Hello David,
Thanks for your suggestions. I fail to see where your approach is
different from the one used in the tutorial. The -libjars option is a
command line option of the Hadoop executable. I do not want to call that
executable. Maybe I don't see the point. My implementation is basically
the same as your template. And using the Hadoop executable with my main
jar and the additional jars loaded by -libjars works fine.
Regards,
Martin
On 24.09.2010 17:29, David Rosenstrauch wrote:
On 09/24/2010 11:12 AM, Martin Becker wrote:
Hi James,
I am trying to avoid to call any command line command. I want to submit
a job from within a java application. If possible without packing any
jar file at all. But I guess that will be necessary to allow Hadoop to
load the specific classes. The tutorial definitely does not contain any
explicit java code how to do this.

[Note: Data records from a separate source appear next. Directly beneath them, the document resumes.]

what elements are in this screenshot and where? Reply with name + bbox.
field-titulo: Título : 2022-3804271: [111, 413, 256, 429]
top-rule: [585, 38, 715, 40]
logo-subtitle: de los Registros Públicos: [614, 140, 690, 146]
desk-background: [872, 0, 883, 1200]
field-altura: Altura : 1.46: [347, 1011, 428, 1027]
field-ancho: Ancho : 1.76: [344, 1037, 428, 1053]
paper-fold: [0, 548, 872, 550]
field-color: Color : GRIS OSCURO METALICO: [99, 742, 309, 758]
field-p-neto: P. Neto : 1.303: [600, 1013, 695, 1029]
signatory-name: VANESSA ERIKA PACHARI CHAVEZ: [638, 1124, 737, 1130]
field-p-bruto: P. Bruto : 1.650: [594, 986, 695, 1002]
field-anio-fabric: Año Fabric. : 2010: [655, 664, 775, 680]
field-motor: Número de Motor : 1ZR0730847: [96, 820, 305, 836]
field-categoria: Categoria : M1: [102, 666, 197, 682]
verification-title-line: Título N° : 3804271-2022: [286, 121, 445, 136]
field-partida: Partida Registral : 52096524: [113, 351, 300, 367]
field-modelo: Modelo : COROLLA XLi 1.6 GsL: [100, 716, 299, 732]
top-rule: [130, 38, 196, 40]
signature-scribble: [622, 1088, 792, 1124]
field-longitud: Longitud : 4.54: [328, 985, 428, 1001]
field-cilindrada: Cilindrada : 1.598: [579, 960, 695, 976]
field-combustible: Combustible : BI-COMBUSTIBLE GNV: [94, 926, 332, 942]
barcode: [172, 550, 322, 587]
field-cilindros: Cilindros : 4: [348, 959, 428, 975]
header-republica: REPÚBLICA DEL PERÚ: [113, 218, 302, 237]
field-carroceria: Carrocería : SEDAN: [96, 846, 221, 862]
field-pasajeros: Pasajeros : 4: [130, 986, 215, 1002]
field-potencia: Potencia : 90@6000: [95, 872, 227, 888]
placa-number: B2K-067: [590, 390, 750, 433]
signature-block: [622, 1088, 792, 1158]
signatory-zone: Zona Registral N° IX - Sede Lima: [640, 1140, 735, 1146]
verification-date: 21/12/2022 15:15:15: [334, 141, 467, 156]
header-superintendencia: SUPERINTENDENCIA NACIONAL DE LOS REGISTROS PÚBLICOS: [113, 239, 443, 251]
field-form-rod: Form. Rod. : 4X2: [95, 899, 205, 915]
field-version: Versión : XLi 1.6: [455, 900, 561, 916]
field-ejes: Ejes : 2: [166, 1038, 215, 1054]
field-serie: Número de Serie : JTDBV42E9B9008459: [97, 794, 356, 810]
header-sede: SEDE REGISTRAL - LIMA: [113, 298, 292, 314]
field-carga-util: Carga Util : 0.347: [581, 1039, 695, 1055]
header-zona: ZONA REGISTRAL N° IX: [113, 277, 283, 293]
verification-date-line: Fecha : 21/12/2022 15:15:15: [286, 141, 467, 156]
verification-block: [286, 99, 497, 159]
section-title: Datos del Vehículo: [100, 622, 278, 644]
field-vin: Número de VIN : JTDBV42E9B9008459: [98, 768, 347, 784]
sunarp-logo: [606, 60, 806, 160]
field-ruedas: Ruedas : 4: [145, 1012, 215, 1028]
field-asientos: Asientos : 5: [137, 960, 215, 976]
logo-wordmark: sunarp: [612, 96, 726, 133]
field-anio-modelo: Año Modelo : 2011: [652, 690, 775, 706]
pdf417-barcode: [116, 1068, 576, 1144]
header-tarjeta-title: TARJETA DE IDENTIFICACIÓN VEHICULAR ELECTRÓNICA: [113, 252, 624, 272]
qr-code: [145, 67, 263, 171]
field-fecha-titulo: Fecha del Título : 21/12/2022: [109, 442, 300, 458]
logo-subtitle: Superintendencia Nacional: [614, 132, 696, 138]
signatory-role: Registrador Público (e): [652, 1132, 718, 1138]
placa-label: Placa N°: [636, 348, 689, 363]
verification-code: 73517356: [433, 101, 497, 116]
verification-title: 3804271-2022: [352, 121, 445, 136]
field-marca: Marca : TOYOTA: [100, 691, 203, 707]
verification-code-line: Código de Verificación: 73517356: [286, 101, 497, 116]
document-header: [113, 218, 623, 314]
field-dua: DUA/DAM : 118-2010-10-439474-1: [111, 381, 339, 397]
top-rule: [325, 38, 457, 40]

Sorry, for not stating my problem
clearly:
Right now I want to use Eclipse to submit my job by doing using the "Run
as..." dialog. Later I want to embed that part in a java application
submitting configured jobs to a remote Hadoop system/cluster.
Regards,
Martin
This is very do-able. (I do this now.)
Here is a skeleton for how it can be done:
public class JobSubmitter implements Tool {
public static void main(String[] args) throws Exception {
ToolRunner.run(new Configuration(), new JobSubmitter(), args);
}
public JobSubmitter() {
<your code here>
}
public Configuration getConf() {
return appConf;
}
public void setConf(Configuration conf) {
this.appConf = conf;
}
public int run(String[] args) throws Exception {
Job job = new Job(appConf);
Configuration jobConf = job.getConfiguration();
jobConf.set(<your code here>);
<your code here>
job.submit();
}
}
re: "without packing any jar file at all":
If you use Tool/ToolRunner (as we are doing above), that lets your
Hadoop app automatically handle some key command line args. One them
that you will use here is the -libjars argument. If you use -libjars
and specify a list of jars that contain your code, then ToolRunner
will automatically take those jars and put them in the Distributed
Cache on each task node, where they will get added to the classpath of
every map/reduce task.
HTH,
DR